A palavra restrição carrega uma carga negativa grande. Isso é verdade. Mas quando a colocamos ao lado da palavra cigarro, acredito que ela se transforma… Passa a fazer parte daquelas ações que consideramos de discriminações afirmativas. Ou seja, que ao agir pela negação trazem resultados positivos para as pessoas e para a sociedade.
O Paraná está fazendo um grande debate na linha de construirmos ambientes coletivos 100% livres do tabaco e, mais importante é claro, dos efeitos causados à saúde das pessoas expostas aos cigarros. E este debate, pela sua importância e abrangência deve sim estar presente em todos os espaços possíveis, pois ele é um assunto que interessa a todos nós.
Vamos por partes: Em todo o Brasil temos milhares de vítimas de câncer no pulmão ou outras doenças causadas pelo hábito e vício de fumar. São muitas famílias todos os meses que choram perdas. E são cerca de R$ 380 milhões de reais que o Sistema de Saúde Pública gasta todo ano com tratamentos decorrentes do cigarro. Recursos que poderiam ser utilizados para melhorar a qualidade de vida de nossas crianças, por exemplo.
Além de prejudicar fumantes, o cigarro prejudica também não fumantes. Ou o que se convencionou chamar de fumantes passivos. Pessoas que apesar de não fumarem inalam a fumaça por estarem expostas a ela.
Segundo o Instituto Nacional do Câncer, sete pessoas morrem todos os dias no Brasil vítimas de doenças ocasionadas pelo cigarro, apesar de não fumarem. Um exemplo disso é do garçom. Este profissional pode chegar a “fumar” dez cigarros por dia mesmo sem colocar qualquer um em sua boca.
Alguns setores contrários à limitação do fumo em lugares coletivos recorrem a argumentos que não encontram correspondência na realidade. Um deles, por exemplo, é de que esta limitação implicaria na redução de receita para os donos de estabelecimentos. As pessoas continuarão a frequentar bares e restaurantes. Apenas fumarão fora do local fechado, fumarão antes de entrar, ou depois de sair. O número de passageiros em ônibus ou aviões não diminuiu apesar de proibirem o cigarro, mesmo as viagens sendo longas. Tudo é uma questão de comportamento, de costume.
As medidas restritivas não buscam proteger apenas aos não fumantes.
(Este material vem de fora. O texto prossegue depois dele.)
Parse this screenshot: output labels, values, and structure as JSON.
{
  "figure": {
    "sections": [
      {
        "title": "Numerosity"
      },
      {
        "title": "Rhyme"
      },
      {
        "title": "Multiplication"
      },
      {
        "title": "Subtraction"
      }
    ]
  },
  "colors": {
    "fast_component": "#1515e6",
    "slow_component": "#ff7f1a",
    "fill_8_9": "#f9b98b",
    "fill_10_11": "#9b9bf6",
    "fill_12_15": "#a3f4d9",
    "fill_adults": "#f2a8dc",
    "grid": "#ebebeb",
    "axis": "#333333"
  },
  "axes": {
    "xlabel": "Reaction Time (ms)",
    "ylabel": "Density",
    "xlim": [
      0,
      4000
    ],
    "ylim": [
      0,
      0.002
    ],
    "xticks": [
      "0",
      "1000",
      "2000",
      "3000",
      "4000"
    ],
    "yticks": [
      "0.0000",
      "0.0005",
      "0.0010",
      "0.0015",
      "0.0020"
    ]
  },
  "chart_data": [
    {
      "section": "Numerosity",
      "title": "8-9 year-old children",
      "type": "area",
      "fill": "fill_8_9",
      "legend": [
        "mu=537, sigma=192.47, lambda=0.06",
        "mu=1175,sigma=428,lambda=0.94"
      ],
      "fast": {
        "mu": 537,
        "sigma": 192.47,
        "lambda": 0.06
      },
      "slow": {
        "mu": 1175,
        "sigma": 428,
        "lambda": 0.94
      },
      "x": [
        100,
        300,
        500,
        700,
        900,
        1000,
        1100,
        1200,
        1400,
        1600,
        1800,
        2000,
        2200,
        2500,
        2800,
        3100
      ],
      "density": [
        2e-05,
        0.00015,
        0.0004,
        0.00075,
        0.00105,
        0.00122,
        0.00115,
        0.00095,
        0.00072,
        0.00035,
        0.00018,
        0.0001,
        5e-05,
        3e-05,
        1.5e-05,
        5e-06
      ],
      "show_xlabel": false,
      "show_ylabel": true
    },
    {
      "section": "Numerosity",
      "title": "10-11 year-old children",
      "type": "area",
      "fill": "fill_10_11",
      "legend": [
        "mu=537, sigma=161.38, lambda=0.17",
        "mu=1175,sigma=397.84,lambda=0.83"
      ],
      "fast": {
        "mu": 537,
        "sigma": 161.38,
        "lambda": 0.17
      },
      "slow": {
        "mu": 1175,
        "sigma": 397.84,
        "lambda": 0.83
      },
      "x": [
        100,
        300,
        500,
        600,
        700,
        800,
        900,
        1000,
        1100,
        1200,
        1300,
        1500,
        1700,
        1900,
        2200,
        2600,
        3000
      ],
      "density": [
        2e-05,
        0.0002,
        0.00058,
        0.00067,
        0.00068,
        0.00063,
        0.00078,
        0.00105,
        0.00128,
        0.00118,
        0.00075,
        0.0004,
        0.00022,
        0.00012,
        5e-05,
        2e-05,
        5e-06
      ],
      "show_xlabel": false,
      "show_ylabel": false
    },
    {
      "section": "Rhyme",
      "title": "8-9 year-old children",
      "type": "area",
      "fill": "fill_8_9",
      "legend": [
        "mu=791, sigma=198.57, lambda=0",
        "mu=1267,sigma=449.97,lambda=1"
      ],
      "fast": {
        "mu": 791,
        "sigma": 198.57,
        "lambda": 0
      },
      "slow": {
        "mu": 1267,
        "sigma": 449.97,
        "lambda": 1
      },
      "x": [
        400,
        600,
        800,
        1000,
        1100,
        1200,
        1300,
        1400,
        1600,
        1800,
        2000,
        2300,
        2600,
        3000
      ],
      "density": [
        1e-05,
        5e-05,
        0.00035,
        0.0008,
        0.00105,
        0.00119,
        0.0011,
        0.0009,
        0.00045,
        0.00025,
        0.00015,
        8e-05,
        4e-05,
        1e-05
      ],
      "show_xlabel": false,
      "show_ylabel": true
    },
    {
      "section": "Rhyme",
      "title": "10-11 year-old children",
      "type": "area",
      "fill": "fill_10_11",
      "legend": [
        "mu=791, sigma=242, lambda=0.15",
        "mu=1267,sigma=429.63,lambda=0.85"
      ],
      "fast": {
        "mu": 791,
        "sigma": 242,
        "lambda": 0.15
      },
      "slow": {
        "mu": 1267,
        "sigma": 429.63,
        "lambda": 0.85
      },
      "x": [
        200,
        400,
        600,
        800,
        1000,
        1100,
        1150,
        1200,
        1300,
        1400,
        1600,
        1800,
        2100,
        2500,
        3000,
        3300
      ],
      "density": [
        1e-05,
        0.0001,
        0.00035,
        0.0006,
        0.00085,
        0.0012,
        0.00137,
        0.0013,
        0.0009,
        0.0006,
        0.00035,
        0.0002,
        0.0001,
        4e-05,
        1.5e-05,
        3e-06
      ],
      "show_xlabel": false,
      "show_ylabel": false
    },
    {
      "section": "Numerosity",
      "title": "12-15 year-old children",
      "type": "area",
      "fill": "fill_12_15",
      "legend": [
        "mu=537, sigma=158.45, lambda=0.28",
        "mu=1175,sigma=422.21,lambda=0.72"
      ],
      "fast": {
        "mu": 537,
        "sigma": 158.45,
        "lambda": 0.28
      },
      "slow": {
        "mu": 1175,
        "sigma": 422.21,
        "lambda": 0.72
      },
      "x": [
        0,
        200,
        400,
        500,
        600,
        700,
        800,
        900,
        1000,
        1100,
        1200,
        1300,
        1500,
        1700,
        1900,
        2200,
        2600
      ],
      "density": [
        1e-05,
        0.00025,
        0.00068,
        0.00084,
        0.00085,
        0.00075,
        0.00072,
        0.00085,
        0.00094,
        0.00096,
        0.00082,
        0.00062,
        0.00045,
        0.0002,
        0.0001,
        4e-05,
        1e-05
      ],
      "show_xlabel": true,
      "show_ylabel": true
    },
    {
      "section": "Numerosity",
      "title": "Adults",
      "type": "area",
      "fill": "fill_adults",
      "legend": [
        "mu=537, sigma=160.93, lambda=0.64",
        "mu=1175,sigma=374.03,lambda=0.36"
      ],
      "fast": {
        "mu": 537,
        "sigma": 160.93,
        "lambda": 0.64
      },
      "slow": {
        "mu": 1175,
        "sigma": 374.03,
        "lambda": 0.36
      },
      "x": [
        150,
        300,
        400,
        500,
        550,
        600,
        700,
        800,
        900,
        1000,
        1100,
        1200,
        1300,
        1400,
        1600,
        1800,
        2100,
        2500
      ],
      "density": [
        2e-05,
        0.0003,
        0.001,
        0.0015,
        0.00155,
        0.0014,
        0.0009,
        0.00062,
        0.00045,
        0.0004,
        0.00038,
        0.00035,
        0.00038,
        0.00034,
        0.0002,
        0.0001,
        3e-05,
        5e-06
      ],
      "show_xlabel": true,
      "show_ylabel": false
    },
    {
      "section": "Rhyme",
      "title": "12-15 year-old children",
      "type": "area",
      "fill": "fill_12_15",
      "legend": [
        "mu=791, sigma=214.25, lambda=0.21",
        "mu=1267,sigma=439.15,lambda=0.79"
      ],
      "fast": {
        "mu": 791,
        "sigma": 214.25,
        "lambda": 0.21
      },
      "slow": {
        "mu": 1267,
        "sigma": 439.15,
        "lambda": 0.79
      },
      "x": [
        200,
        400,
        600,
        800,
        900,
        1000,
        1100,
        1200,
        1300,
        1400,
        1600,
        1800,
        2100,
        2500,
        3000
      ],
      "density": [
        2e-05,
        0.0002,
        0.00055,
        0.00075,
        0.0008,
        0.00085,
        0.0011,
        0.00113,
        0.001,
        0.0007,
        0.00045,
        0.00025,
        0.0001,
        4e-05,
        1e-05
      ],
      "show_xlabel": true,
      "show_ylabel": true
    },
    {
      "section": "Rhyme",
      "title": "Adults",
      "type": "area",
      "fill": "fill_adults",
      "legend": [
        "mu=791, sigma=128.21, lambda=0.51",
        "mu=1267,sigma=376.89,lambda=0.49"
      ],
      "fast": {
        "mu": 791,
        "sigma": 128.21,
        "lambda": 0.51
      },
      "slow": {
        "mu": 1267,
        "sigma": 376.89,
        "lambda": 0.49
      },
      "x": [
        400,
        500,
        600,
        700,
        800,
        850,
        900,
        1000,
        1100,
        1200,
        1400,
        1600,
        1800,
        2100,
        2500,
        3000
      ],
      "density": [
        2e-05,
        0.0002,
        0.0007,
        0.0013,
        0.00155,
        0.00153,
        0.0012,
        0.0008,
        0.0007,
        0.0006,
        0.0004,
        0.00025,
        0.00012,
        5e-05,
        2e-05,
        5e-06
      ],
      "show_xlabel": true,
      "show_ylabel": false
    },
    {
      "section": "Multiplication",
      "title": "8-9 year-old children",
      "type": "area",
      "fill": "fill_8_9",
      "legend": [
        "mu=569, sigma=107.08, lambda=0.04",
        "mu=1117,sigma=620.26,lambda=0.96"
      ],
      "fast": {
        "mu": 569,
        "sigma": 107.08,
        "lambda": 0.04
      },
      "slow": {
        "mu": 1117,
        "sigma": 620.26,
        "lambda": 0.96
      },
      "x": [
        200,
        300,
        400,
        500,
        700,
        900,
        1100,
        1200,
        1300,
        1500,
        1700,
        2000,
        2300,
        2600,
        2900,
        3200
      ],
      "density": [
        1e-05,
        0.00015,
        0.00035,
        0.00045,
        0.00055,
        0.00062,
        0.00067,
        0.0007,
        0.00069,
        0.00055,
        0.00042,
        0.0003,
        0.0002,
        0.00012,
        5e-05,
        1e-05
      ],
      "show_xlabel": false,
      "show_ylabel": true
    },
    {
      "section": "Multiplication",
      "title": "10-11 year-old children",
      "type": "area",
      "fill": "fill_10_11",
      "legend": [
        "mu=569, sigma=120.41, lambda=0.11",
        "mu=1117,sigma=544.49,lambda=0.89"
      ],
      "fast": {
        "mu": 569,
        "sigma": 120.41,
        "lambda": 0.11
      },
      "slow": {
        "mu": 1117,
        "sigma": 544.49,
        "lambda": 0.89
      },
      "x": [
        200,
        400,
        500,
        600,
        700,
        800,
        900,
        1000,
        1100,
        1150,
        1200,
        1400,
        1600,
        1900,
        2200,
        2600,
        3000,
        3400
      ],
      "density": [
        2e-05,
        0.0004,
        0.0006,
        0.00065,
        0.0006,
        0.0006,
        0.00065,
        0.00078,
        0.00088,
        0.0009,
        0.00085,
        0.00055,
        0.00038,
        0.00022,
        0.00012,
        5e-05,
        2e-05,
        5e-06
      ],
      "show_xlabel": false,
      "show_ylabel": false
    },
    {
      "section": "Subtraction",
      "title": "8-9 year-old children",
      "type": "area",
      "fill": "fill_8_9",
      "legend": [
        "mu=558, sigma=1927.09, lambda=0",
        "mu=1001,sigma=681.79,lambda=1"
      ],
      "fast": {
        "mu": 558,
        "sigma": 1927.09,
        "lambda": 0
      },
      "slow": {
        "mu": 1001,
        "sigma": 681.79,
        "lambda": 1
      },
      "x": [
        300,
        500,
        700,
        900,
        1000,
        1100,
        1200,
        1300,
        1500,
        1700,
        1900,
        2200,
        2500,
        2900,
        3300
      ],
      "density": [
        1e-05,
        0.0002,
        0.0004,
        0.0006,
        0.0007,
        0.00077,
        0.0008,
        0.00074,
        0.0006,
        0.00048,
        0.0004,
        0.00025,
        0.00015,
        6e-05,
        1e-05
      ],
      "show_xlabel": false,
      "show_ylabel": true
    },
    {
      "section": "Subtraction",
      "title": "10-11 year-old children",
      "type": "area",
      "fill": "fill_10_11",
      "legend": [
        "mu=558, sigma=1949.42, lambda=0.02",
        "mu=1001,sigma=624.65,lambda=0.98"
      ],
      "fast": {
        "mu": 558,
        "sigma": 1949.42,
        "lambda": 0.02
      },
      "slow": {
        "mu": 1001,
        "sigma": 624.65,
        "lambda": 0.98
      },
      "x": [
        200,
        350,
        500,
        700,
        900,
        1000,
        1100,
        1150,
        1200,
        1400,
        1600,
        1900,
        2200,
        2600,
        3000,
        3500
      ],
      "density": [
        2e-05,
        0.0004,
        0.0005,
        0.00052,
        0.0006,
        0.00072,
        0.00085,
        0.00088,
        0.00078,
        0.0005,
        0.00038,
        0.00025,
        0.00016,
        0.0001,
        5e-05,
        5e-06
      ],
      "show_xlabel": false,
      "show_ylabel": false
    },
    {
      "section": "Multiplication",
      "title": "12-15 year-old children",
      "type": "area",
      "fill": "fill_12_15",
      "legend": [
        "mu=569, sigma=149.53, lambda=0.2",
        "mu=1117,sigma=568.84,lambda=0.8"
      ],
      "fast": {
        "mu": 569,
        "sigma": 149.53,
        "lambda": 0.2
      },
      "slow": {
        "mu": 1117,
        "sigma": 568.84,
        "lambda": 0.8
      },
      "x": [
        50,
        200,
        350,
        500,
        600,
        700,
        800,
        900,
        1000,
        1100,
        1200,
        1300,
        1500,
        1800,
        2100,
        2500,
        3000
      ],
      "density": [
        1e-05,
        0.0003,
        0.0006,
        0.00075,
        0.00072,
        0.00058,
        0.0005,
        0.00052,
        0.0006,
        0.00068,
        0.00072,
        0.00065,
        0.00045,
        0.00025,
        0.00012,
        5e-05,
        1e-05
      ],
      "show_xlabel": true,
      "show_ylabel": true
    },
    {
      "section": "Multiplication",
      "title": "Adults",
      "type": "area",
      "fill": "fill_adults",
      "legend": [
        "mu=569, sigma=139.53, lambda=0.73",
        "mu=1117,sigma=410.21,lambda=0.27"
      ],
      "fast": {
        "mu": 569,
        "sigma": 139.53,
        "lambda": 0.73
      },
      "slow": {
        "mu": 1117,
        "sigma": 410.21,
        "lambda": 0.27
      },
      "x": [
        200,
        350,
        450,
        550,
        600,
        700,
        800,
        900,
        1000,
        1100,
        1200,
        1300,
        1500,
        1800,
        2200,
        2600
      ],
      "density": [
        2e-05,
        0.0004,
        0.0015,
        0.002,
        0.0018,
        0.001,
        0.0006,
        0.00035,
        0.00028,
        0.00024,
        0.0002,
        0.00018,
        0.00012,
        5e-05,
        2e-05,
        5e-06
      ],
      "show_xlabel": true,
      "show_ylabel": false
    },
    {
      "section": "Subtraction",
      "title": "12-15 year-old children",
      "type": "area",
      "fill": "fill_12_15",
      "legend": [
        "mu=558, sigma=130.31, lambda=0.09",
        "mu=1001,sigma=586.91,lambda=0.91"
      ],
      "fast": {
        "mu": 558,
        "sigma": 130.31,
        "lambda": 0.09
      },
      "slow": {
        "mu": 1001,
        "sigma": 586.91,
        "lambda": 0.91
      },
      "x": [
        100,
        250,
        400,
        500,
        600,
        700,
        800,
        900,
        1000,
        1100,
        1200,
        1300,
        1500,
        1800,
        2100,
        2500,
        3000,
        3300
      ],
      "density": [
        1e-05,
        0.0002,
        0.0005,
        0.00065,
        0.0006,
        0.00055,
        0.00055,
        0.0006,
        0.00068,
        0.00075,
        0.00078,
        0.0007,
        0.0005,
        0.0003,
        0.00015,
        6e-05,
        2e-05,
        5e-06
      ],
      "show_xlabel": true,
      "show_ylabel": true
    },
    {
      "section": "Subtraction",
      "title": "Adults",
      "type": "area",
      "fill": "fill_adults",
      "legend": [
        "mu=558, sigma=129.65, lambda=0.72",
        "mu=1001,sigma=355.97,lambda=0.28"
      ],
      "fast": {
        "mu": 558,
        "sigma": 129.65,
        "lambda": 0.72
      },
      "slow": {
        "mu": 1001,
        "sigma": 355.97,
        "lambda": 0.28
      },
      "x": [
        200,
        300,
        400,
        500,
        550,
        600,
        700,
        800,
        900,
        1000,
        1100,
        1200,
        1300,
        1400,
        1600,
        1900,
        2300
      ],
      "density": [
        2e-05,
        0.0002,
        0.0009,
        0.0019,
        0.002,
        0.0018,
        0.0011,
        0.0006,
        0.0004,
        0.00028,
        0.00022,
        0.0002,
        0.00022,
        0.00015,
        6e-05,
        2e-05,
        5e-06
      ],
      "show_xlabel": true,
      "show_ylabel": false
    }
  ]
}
E isto é importante ficar claro. É uma ação de saúde pública, no melhor sentido, porque protege também e principalmente o fumante, fazendo com que ele reduza o seu próprio consumo. Além disso, é uma medida de prevenção, pois a maioria dos jovens aprende a fumar nos locais de circulação do cigarro. Se houver restrição, a exposição e incentivo ao fumo serão menores. Também é preciso lembrar dos dados divulgados pela Sociedade Paranaense de Psiquiatria: 90% dos dependentes de drogas ilegais começaram o vício com cigarro ou álcool.
A criação de fumódromos dentro dos estabelecimentos não é uma medida correta. Primeiro porque não impede a inalação da fumaça por todos, pois não é possível, tecnicamente, construir ambientes onde 100% da fumaça fique “presa”. E segundo, que exporia os fumantes a um ambiente concentrado onde aumentaria, em muito, os reflexos negativos do seu hábito de fumar.
Por essas razões, sou a favor aqui no Paraná, da lei que cria os ambientes coletivos livres do cigarro. O direito individual não pode sobrepor-se ao direito coletivo. Que sejamos um estado que diga sim à saúde e principalmente, diga sim à vida.
* Gleisi Hoffmann foi diretora financeira da Itaipu, é advogada e presidente estadual do Partido dos Trabalhadores.
Como ex-estudante da área da saúde, sei muito bem que a principal doença que maiores estragos vem causando a saúde publica vem sendo a diabetes, antes que o consumo do cigarro.
Eu me pergunto, porque não temos avisos escandalosos com fotos de pessoas sofrendo em quadros terminais, etiquetados em cada garrafa de coca-cola ou qualquer outro refrigerante que é exposto nas platileiras? Porque o refrigerante não é taxado, para que ele seja menos acessível economicamente? E em definitiva, porque o consumo de este tipo de bebidas e outros produtos alimentícios que circulam livremente no mercado e que são tão nocivos a saúde quanto ao cigarro não estão sendo proibidos por nosso “sobreprotetor” ministério da saúde pública?
Aclaro que não sou fumante. Mas não consigo concordar com as medidas que estão sendo tomadas, não contra o tabaco, mas contra o fumante em definitva; pois obviamente, controlar e impor sempre traz resultados mais imediatos que a disciplina e a educação. E eu não gostaria que esta tipo de atitudes -louváveis e incoerentes ao mesmo tempo- viessem a criar vicios nas nossas instituições democráticas.